Quando leggerai questa lettera, io avrò oltrepassato quel cancello. La mia fuga, se così la si può definire, è un segreto che ti prego di non rivelare. O per lo meno, non subito. Mi odio, bambina mia, perchè fuggendo condanno te alla mia stessa vita. Per questa ragione, quando ti sentirai triste, siediti alla mia finestra ed io ti donerò tutto il mio conforto. Il giorno che ti sentirai stanca e demotivata, raggiungimi. Fuggire non è un'onta, non è un peccato. E' semplicemente un desiderio di libertà, nient'altro.
Fai leggere queste righe a tuo padre e sii forte anche per lui.
Endymion, per quanto i fatti siano contro queste parole, ti ho amato e sempre ti amerò, benchè la prigione di vetro in cui mi hai rilegata è stata fonte di mille e più sofferenze. Probabilmente, ti sei sempre domandato cosa provassi nel fissare l'esterno, cosa trovassi di così speciale in quella finestra. Quando ho tentato di trasmetterti il mio malessere, tu hai riso e mi sono sentita un burattino nelle abili mani di un burattinaio. Non ero più la Usagi del passato, nè la Principessa Serenity, solo una bambola con gli ingranaggi spezzati.
E' stato allora che ho deciso di allontanarmi dal palazzo.
Nessuno sà dove sono, solo le Guerriere Sailor ne sono a conoscenza. Non forzarle a riverlarti dove si trova il mio rifugio, perchè il patto di Fedeltà Eterna che le lega a me è inscindibile. Non ti chiedo di dimenticarmi, sò che non ci riusciresti e probabilmente nemmeno io vorrei... perchè ciò che ci lega è amore eterno ed esiste.
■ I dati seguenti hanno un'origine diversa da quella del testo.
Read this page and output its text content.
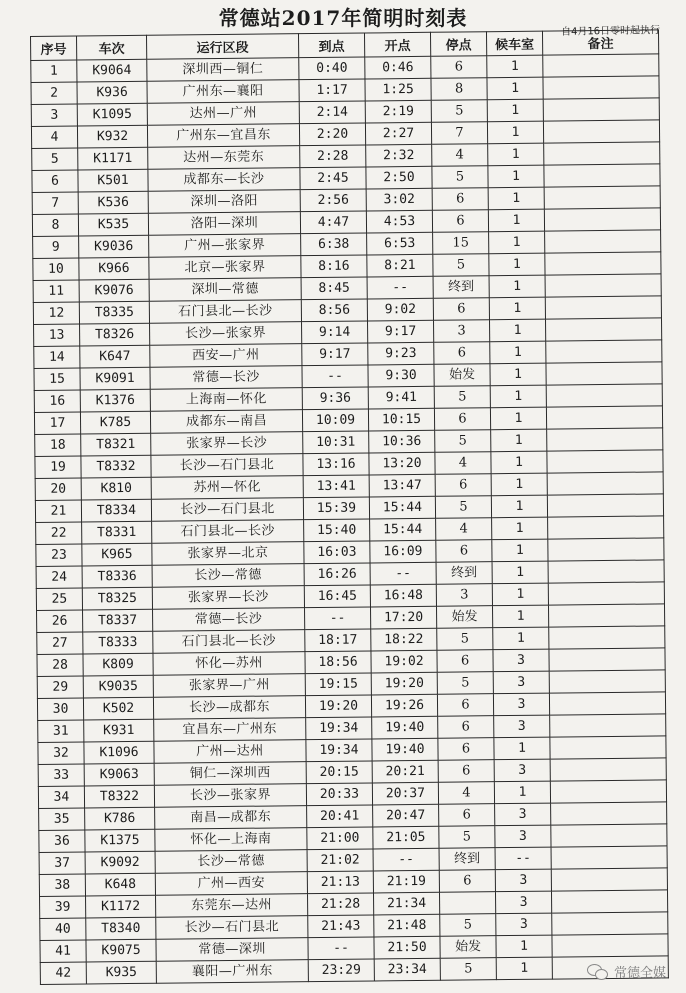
常德站2017年简明时刻表
自4月16日零时起执行
序号	车次	运行区段	到点	开点	停点	候车室	备注
1	K9064	深圳西—铜仁	0:40	0:46	6	1	
2	K936	广州东—襄阳	1:17	1:25	8	1	
3	K1095	达州—广州	2:14	2:19	5	1	
4	K932	广州东—宜昌东	2:20	2:27	7	1	
5	K1171	达州—东莞东	2:28	2:32	4	1	
6	K501	成都东—长沙	2:45	2:50	5	1	
7	K536	深圳—洛阳	2:56	3:02	6	1	
8	K535	洛阳—深圳	4:47	4:53	6	1	
9	K9036	广州—张家界	6:38	6:53	15	1	
10	K966	北京—张家界	8:16	8:21	5	1	
11	K9076	深圳—常德	8:45	--	终到	1	
12	T8335	石门县北—长沙	8:56	9:02	6	1	
13	T8326	长沙—张家界	9:14	9:17	3	1	
14	K647	西安—广州	9:17	9:23	6	1	
15	K9091	常德—长沙	--	9:30	始发	1	
16	K1376	上海南—怀化	9:36	9:41	5	1	
17	K785	成都东—南昌	10:09	10:15	6	1	
18	T8321	张家界—长沙	10:31	10:36	5	1	
19	T8332	长沙—石门县北	13:16	13:20	4	1	
20	K810	苏州—怀化	13:41	13:47	6	1	
21	T8334	长沙—石门县北	15:39	15:44	5	1	
22	T8331	石门县北—长沙	15:40	15:44	4	1	
23	K965	张家界—北京	16:03	16:09	6	1	
24	T8336	长沙—常德	16:26	--	终到	1	
25	T8325	张家界—长沙	16:45	16:48	3	1	
26	T8337	常德—长沙	--	17:20	始发	1	
27	T8333	石门县北—长沙	18:17	18:22	5	1	
28	K809	怀化—苏州	18:56	19:02	6	3	
29	K9035	张家界—广州	19:15	19:20	5	3	
30	K502	长沙—成都东	19:20	19:26	6	3	
31	K931	宜昌东—广州东	19:34	19:40	6	3	
32	K1096	广州—达州	19:34	19:40	6	1	
33	K9063	铜仁—深圳西	20:15	20:21	6	3	
34	T8322	长沙—张家界	20:33	20:37	4	1	
35	K786	南昌—成都东	20:41	20:47	6	3	
36	K1375	怀化—上海南	21:00	21:05	5	3	
37	K9092	长沙—常德	21:02	--	终到	--	
38	K648	广州—西安	21:13	21:19	6	3	
39	K1172	东莞东—达州	21:28	21:34		3	
40	T8340	长沙—石门县北	21:43	21:48	5	3	
41	K9075	常德—深圳	--	21:50	始发	1	
42	K935	襄阳—广州东	23:29	23:34	5	1		常德全媒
Chibiusa, Endymion, come donna e non come Regina mi inchino di fronte a voi e al mio popolo. Il momento di piegare questo piccolo rimasuglio di carta è giunto, la Libertà mi ha teso la mano ed io l'ho afferrata.
Perdonate la sciocca Usagi.
Vi amo.
Serenity.
La mano di Endymion si serrò all'improvviso, facendo gemere le fibre di carta.
Il suo sguardo scivolò al di sotto del nome di Serenity, posandonsi su quattro righe inchiostrate in modo maldestro. Lesse, combattendo lo sguardo che diveniva via via sempre più velato dalle lacrime.
Non avessi mai visto il sole,
avrei sopportato l'ombra
ma la luce ha aggiunto al mio deserto
una desolazione inaudita. *
Ed allora comprese di aver perso ciò che in realtà non aveva mai avuto.